Little do you know that your mentality and mindset mean a lot at work. Your attitudes, moods, or beliefs in which you approach work can draw out how productive and effective you would become eventually and this would in turn impact the experience of work both for you and your teammates.
In a bid to be positive and be optimistic about issues, we make the mistakes most times to look into attitudes that can actually help us work well or fulfill things at work like positivity or proactiveness. We probably sub consciously less often think of the negative things that make work hard for us. You can never get the answer to a problem you don’t know.
This article would talk on five mindsets or attitudes that could be holding you back from working well and how to identify and tackle them by reframing your thinking.
- The pessimistic mindset: a pessimistic person is someone who believes and acknowledges the tendency to focus on the negativity of a situation or someone who always believes the worst is always yet to come. When you are at work with a pessimistic mindset it could maneuver you to think and believe that every little change or new events at work could be a negative one or could divert your focus into thinking of a way to move past something you are expecting to go wrong (even when nothing wrong is happening). Most times it could be you subconsciously thinking in this negative direction, so take a pause and examine your thoughts and try to figure out a way to reframe or redirect these thoughts into something a little bit more focused and leave out why it should not work and focus on why it should. Channel your energy into figuring out if you can turn a problem you probably see ahead, into an opportunity instead of dwelling on the problem. This does not give a camouflage to something bad happening, instead it makes you prepared and focused on riding on the wave of the problem.
- Giving your emotions the wheel of your actions: we cannot be humans without emotions, they are what makes us humans in the first place and being open and free about how we really feel would enhance our communication and relation with each other. Sometimes when emotions like anger or frustrations push us to lash out or flare up or lose temper at work, it can result in situations that negatively impact you and others and could be tagged unprofessional and could attract a query or perhaps a sack letter eventually. When you probably find out you have problems handling strong emotions like anger, it is best you go in search of methods to help you work through them, for example anger management classes. This could even be as easy as just running some deep breaths exercises with you counting from 1-10. It could even go as far as making a conclusion with yourself to not answer an email right away until you probably cool off. It could even be taking a walk to steam off or simply asking for a break to think or to later revisit the issue when you are much calmer.

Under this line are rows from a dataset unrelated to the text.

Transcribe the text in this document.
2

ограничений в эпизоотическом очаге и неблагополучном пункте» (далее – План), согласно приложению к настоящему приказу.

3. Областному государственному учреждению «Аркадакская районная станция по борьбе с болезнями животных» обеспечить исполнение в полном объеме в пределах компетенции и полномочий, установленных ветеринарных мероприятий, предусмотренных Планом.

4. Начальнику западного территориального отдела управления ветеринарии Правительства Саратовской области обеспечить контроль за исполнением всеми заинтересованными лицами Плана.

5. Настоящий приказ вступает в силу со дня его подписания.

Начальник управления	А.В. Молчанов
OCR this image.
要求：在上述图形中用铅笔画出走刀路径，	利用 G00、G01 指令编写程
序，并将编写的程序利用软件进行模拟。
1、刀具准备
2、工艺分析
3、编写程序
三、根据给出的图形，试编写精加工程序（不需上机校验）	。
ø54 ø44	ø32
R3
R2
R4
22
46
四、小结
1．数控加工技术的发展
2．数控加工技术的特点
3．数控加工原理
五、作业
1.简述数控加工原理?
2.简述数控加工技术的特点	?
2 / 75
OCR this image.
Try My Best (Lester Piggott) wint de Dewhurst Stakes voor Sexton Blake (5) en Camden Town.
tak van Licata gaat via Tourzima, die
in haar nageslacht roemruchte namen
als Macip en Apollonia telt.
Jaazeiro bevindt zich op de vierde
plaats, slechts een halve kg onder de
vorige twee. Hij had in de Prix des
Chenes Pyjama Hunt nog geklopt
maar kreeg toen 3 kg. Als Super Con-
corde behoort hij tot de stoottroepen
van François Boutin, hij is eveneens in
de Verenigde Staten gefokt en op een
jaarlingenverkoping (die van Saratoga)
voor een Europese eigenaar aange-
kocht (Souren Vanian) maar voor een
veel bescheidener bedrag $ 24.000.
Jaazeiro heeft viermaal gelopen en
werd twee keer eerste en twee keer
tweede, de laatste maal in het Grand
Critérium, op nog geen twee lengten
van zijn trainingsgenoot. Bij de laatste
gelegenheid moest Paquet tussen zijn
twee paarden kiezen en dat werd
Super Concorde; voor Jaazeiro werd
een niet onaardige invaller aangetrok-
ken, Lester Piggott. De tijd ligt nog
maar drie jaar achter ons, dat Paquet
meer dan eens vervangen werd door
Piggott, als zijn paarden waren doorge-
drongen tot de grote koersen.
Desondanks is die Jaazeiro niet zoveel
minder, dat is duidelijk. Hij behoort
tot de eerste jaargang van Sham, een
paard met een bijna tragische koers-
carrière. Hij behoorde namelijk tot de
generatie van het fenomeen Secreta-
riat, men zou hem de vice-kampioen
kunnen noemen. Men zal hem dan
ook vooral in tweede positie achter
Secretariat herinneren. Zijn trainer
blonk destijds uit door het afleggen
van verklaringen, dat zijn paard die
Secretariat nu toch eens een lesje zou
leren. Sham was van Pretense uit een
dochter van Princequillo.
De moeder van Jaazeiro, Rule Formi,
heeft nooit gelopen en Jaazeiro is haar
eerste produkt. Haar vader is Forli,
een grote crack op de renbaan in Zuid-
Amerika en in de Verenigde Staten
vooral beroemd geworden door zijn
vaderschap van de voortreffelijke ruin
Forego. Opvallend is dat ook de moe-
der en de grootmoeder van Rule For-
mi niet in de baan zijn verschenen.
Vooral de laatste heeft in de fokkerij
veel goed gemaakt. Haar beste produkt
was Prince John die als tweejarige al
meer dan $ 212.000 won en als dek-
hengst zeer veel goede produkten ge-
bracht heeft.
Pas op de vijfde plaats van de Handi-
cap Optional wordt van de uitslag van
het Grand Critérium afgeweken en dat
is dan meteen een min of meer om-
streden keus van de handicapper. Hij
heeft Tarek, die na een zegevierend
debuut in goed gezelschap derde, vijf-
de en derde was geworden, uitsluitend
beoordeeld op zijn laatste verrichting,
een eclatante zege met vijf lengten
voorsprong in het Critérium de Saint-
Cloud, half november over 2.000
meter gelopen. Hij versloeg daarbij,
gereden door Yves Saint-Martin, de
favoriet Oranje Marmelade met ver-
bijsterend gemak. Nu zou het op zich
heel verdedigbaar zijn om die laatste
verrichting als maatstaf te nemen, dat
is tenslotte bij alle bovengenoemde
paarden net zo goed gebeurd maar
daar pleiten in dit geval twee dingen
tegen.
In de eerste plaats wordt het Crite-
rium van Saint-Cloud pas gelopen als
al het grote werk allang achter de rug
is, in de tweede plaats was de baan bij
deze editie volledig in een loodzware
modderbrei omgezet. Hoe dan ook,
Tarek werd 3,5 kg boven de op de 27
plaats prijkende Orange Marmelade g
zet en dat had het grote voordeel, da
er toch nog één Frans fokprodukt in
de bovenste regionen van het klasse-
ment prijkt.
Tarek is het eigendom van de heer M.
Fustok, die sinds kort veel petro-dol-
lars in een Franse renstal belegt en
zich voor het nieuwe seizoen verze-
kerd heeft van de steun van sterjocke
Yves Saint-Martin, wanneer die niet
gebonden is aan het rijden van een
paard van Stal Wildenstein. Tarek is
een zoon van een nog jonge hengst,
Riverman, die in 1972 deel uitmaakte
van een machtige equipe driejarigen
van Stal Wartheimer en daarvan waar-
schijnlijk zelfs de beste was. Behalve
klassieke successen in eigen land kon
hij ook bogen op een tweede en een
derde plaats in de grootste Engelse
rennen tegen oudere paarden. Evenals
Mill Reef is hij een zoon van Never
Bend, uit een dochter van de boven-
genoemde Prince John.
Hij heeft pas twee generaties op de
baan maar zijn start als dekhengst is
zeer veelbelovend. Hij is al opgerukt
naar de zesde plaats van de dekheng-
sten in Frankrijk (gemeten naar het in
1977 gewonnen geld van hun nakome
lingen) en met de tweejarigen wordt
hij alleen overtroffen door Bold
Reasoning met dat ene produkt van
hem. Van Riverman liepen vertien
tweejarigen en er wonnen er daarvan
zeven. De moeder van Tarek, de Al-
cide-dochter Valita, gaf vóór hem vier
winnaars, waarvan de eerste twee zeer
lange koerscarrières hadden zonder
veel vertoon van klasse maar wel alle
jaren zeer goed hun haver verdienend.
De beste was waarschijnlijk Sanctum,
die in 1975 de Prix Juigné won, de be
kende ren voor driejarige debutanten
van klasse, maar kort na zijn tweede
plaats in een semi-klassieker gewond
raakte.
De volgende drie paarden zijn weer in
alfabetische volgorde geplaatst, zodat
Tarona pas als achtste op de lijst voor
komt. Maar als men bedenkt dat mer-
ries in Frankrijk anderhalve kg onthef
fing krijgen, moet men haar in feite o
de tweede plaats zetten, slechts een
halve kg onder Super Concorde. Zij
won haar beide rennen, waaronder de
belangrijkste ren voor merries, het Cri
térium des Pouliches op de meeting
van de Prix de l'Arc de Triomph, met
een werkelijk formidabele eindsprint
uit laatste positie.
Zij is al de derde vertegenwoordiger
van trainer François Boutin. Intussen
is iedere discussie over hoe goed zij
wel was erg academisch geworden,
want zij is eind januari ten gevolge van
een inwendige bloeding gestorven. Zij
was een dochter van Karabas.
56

- Being unwilling to get along with your colleagues: it is normal for work to put you into situations or scenes with people you would probably never spend time with otherwise. There’s really no doubt that working with people who have different opinions, approaches, mindsets or mentality can be really frustrating. Nobody is saying you have to be friends with your colleagues by force, but there should be a level of mutual respect and harmony between you and your colleagues. Disrespect and conflict or friction can reduce or slow down productivity in such a workspace.
- An overly apologetic attitude: it could be an attempt to sound polite but we don’t know that saying sorry always doesn’t make you sound polite instead it could be sending an impression that you lack confidence. You probably subconsciously start every statement with sorry, or you apologize even when you are not at fault. All of these are screaming zero confidence to your colleagues and the company at large. Sometimes over apologizing could be a reflex but should be worked on and curbed to the barest minimum especially when it is not warranted at all. The best thing is rework your statements to something polite and professional asides from sorry.